In Late 2007 I took a position doing reverse engineering, mostly on embedded systems. RE was something I wanted to get into on a professional grade for some time but could never find a segway into it. Now being in the thick of it I’ve come to learn quite a bit through my experience. Reverse engineering takes a special breed. It takes a lot of patience to stare at a debugger or disassembler all day long. There are times I walk out of work and my eyes are blood shot from staring at bindiff or IDA all day long. This is the primary reason my blog has fallen off course. By the time I get home as of late my desire to sit being the computer isn’t always there. I mean, I want to do it but my brain tells me no! Here are a few items off the top of my head about reverse engineering embedded systems. Sometimes I’d rather take obfuscated malware then this stuff…
Learning
The ability to learn fast and get spun up on something such as an architecture is essential for doing this. Quite often when it comes to reverse engineering positions the subject matter is dealing with malware, specifically, malware on x86. Although malware can be seen on mac and linux the majority of it is found on intel based windows systems. You need a concrete knowledge of a single operating system and architecture and it will generally serve you well. When it comes to embedded systems however, you are talking about dozens of operating systems over a handful of architectures. You really need to be able to pick up core concepts of operating systems and architectures really fast.
Architectures
For some reasons the developers of the systems I have worked on can’t make up their mind. One device is x86 and then the next version is ARM, then they hopped over to PPC for last years release and this years device is x86 again. WTF! It gets confusing hoping back and forth between languages. What makes it worse is when you have to find differences in certain features such as protocol implementations or the way the device reads in data. Makes DIFFING a little bit trickier.

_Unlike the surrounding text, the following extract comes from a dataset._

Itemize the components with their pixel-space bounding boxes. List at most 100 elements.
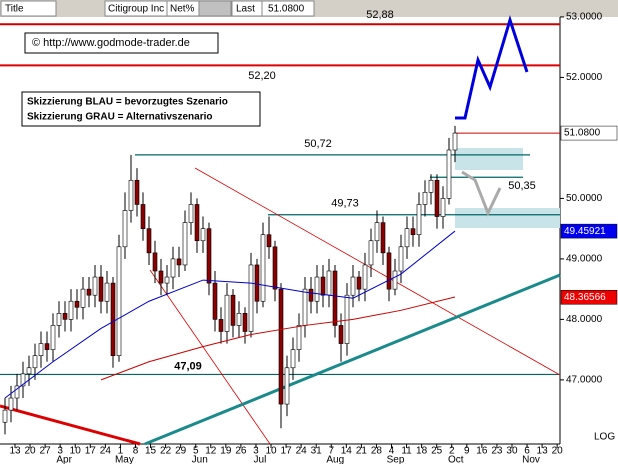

For embedded reversing your major architectures are: x86, MIPs, ARM, and PPC. Despite what some of my amigos think PowerPC is far from dying. I say this because it is the predominate architecture that I see in the devices I’ve worked on.
Algorithms
Data structures and algorithms help out because you can start to see patterns in disassembly and will be able to know whats going on a lot faster. Aside from that, just being able to identify structures in disassembly will often bring large portions of code together for you and make your life a lot easier.
Symbols
Every so often a vendors development team will screw up and forget to strip symbols from an updated firmware image they push out. When this happens you better be on your game because they will pull it from their site in minutes upon realizing what they did. Most often firmware images do not contain symbols which makes life a lot harder. When you have 40-60,000 unnamed functions, no imports, no exports….nothing it makes life a bitch. Sometimes you can get around pretty well with just string references and figure out whats going on. Any little bit helps but sometimes it would just be so much easier to have symbols ):
Slow Roll Your Analysis
In July of last year Cody Pierce wrote a blog post on DVLABS about cross references. One of the things he bought up was identifying common functions and clearing them out early on. As you are going through a firmware image that has 60,000 functions would you prefer to repeatedly see CALL loc_67499 or would you rather see CALL print_to_term. Instead of going straight to my objective I run an idapython script that loops through and counts the number of xrefs to each function. What I will do is start at the top and work my way down. Usually performing analysis on the first 20 or so functions because they are the most xrefed functions in the image. Later you realize the pay off from this as you are going through code and you see named functions instead of CALL loc_addr/sub_addr names.
Magic Numbers
Get intimately familiar with magic numbers! From ELF to compression they will come in handy if you have them embedded into your brain. Most firmware images are compressed with some algorithm, in some cases you will see numerous compression blocks. Being able to identify these numbers in a hexeditor will save you a lot of time when trying to find what you are really looking for. Many times the first few segments are not compressed and consist of bootloader code and the decompression routine. The meat of what you are looking for is most likely compressed!
HexEditor
This is another thing you need to have a good relationship with. Unlike PE files and ELF files you can’t just drop a binary image into IDA Pro and get magical results. You will need to open the binary in a hex editor first, identify structs and code from the bootloader and decompression routine. Your hex editor will also come in very handy when mapping the general layout of the image. Your next logical place in the hex editor is to remove the data before your compressed code so you can decompress it.